Lefranc Permeability Testing in Soils
Variable-head and constant-head Lefranc tests executed through cased boreholes in glacial tills, sands, and gravels. We isolate the test cavity with a sand pack and bentonite seal to prevent vertical leakage, measuring drawdown response with a pressure transducer and datalogger. Results are analysed using the Hvorslev shape-factor method appropriate to the cavity geometry, yielding a stratum-specific k-value directly applicable to groundwater inflow calculations and dewatering design.
Lugeon Testing in Rock Mass
Down-the-hole Lugeon testing with single or double pneumatic packers in fractured mudstone, limestone, and greywacke. Each 3 to 5-metre test stage is pressurised at five increments following the Houlsby procedure, allowing us to characterise the flow regime as laminar, turbulent, dilation, washout, or impermeable. This classification guides grouting decisions for dam foundations, tunnelling pre-injection, and cut-off wall design.
Frequently asked questions
When is a Lefranc test more appropriate than a laboratory permeability test on a soil sample?
The Lefranc test measures the bulk hydraulic conductivity of a soil mass in situ, capturing the influence of fissures, sand lenses, gravel partings, and macro-structure that a small 100 mm laboratory specimen cannot represent. In glacial tills typical of County Louth, laboratory tests on intact samples often underestimate mass permeability by two to three orders of magnitude. Whenever groundwater control is critical—such as for deep basements, pipeline trenches, or slope drainage—the in-situ measurement provides the design parameter that truly governs seepage rates.
What does a Lugeon value actually tell the design engineer?
One Lugeon unit equals a water absorption of one litre per minute per metre of test interval at an effective pressure of 1 MPa. Values below 3 typically indicate tight rock requiring minimal treatment; 3 to 10 suggests joint-controlled flow amenable to targeted grouting; above 20 often signals open fractures or karstic features needing systematic injection. Beyond the numerical value, the Houlsby interpretation of the pressure-flow curve reveals whether the rock mass dilates under pressure (reversible) or washes out infill material (permanent increase in permeability)—a distinction crucial to dam grouting specifications.
What is the typical cost range for a Lefranc or Lugeon testing programme in the Dundalk area?

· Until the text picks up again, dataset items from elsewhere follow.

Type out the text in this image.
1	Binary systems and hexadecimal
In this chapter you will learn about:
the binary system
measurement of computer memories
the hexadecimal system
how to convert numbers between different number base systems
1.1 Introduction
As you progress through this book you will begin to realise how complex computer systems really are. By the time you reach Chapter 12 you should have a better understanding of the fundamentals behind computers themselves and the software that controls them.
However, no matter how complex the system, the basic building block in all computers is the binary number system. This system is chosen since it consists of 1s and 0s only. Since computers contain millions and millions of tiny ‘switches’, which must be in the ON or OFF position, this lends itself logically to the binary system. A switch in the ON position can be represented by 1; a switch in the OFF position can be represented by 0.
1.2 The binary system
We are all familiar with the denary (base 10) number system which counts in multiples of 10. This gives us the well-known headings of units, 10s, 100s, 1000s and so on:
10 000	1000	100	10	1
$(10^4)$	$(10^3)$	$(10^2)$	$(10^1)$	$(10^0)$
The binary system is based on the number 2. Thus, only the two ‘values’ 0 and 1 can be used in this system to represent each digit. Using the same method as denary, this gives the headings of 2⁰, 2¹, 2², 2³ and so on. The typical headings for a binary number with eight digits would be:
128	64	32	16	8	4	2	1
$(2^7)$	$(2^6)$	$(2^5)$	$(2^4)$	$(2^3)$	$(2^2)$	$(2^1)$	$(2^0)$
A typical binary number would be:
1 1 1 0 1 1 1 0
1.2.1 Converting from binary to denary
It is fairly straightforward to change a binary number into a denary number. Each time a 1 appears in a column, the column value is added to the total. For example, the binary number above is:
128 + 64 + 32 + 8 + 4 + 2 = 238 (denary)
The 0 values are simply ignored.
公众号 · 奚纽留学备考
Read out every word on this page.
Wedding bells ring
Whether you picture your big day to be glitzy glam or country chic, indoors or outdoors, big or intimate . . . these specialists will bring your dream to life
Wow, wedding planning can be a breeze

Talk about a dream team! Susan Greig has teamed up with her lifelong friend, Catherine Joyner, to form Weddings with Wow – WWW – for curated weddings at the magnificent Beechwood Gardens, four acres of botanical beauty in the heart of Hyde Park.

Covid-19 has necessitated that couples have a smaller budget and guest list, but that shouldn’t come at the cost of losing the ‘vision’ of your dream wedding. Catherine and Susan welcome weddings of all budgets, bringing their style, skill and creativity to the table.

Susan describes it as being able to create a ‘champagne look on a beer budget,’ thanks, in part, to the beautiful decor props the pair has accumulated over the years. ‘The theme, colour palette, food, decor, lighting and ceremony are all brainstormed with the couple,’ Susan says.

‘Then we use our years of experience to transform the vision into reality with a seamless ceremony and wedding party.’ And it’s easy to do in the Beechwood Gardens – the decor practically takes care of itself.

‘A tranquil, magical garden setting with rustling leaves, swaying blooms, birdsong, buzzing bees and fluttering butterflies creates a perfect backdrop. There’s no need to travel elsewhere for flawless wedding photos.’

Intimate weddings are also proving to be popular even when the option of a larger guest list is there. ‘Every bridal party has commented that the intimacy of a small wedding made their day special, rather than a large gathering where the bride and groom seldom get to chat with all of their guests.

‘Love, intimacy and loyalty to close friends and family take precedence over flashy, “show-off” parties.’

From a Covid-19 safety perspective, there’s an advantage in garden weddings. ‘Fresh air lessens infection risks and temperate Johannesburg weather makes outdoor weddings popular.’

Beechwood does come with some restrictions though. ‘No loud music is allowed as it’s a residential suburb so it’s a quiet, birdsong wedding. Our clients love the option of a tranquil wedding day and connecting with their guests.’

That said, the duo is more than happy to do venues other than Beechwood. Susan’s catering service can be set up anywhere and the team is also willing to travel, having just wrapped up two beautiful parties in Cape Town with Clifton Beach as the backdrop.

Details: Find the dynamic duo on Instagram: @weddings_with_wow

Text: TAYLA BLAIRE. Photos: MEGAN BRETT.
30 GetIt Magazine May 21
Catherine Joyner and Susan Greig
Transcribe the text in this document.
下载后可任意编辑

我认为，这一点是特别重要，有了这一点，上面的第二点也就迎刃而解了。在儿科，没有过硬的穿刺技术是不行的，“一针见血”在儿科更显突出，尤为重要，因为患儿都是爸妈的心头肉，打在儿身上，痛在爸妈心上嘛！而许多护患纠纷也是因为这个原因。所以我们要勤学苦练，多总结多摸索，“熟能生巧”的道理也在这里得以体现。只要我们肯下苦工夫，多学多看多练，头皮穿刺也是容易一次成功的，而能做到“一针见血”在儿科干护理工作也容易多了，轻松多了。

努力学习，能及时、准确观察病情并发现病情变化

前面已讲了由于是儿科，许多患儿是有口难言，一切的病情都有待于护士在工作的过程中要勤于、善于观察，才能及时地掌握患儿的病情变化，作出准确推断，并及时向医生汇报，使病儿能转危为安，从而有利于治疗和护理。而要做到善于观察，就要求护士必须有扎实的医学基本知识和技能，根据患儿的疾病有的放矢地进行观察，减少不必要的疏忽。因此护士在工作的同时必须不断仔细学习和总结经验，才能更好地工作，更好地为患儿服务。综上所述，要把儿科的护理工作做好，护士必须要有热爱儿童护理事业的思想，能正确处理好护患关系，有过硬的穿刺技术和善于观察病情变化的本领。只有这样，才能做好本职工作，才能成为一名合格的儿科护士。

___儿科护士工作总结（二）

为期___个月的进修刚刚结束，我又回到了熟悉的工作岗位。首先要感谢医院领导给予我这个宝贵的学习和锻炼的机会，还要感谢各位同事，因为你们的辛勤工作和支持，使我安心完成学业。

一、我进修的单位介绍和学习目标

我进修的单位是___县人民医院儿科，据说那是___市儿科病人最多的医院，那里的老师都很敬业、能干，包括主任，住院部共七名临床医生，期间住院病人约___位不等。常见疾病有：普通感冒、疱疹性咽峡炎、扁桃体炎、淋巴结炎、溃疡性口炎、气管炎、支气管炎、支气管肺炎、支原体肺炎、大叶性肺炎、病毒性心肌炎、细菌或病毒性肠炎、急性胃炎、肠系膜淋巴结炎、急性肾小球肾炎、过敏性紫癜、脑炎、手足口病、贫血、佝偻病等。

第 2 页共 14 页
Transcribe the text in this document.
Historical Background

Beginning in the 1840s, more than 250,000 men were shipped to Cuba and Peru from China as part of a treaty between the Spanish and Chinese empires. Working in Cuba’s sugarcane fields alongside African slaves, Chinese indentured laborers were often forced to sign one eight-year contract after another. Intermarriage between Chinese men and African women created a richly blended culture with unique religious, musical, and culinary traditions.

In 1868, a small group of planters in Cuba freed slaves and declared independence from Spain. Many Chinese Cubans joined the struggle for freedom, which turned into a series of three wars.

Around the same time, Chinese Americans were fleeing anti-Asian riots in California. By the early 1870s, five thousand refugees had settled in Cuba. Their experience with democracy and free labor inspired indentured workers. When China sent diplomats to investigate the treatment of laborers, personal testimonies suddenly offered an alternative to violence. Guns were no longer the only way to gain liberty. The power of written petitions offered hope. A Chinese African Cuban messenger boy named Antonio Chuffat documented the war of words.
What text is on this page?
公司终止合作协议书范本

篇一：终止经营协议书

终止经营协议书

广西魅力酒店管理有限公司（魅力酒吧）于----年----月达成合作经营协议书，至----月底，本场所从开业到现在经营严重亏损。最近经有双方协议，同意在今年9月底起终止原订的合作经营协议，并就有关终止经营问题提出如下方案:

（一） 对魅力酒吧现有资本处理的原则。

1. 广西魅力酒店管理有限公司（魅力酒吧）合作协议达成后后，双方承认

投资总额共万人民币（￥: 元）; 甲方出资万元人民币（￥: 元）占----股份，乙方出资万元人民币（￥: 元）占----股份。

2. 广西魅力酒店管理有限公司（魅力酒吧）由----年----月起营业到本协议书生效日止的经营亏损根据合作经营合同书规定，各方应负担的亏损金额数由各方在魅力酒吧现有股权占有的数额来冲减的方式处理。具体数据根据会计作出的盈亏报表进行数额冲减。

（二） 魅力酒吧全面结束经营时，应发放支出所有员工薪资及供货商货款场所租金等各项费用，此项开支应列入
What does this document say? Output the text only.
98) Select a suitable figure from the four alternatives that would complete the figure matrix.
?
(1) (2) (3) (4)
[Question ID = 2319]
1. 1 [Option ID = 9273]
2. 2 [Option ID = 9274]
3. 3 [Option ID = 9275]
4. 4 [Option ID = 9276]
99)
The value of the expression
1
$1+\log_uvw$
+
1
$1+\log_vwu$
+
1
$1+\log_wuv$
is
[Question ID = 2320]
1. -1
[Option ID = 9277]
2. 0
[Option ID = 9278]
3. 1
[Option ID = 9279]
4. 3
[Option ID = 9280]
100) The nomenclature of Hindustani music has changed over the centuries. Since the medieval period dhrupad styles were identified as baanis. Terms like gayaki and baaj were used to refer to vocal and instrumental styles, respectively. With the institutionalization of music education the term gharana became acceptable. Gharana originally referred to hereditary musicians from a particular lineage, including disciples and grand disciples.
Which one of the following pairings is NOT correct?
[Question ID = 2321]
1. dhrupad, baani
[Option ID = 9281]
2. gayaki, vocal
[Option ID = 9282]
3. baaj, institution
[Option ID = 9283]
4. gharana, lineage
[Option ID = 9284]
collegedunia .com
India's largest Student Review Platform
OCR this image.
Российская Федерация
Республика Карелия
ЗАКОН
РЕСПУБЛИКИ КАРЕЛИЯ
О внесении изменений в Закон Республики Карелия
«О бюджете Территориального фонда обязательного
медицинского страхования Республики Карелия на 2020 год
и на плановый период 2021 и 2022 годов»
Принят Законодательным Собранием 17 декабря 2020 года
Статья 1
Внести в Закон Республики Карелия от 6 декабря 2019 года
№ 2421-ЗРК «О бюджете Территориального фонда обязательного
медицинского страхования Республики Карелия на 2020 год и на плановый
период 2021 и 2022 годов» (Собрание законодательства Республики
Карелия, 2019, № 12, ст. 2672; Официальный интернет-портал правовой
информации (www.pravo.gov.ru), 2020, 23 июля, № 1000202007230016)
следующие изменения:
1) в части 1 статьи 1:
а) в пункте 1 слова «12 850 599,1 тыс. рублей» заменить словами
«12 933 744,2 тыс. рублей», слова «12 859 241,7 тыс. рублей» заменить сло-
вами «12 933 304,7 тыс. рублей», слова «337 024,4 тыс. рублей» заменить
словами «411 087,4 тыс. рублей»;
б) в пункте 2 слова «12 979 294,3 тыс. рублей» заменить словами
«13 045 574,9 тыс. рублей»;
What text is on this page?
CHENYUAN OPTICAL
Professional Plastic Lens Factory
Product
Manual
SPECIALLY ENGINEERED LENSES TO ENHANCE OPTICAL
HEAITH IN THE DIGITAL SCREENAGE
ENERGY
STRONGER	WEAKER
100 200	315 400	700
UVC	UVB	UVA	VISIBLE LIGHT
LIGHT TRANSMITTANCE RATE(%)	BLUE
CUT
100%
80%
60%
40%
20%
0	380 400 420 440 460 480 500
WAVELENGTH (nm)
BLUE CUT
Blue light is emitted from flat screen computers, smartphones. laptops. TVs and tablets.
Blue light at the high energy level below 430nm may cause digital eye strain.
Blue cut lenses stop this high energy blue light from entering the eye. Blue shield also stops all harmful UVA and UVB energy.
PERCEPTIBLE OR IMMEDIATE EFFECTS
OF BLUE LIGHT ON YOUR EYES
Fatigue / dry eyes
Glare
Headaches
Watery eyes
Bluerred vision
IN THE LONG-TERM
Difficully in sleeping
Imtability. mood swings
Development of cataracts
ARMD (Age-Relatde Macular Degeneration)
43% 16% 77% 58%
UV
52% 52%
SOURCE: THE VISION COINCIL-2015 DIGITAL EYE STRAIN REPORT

A field permeability assessment including two to three Lefranc tests within an existing borehole programme generally falls between €640 and €980, depending on the number of test intervals, depth, and whether falling-head or constant-head configurations are used. Lugeon testing in rock typically costs more due to packer equipment and the multi-stage pressure protocol. We provide a fixed-price proposal after reviewing the borehole logs and project groundwater requirements.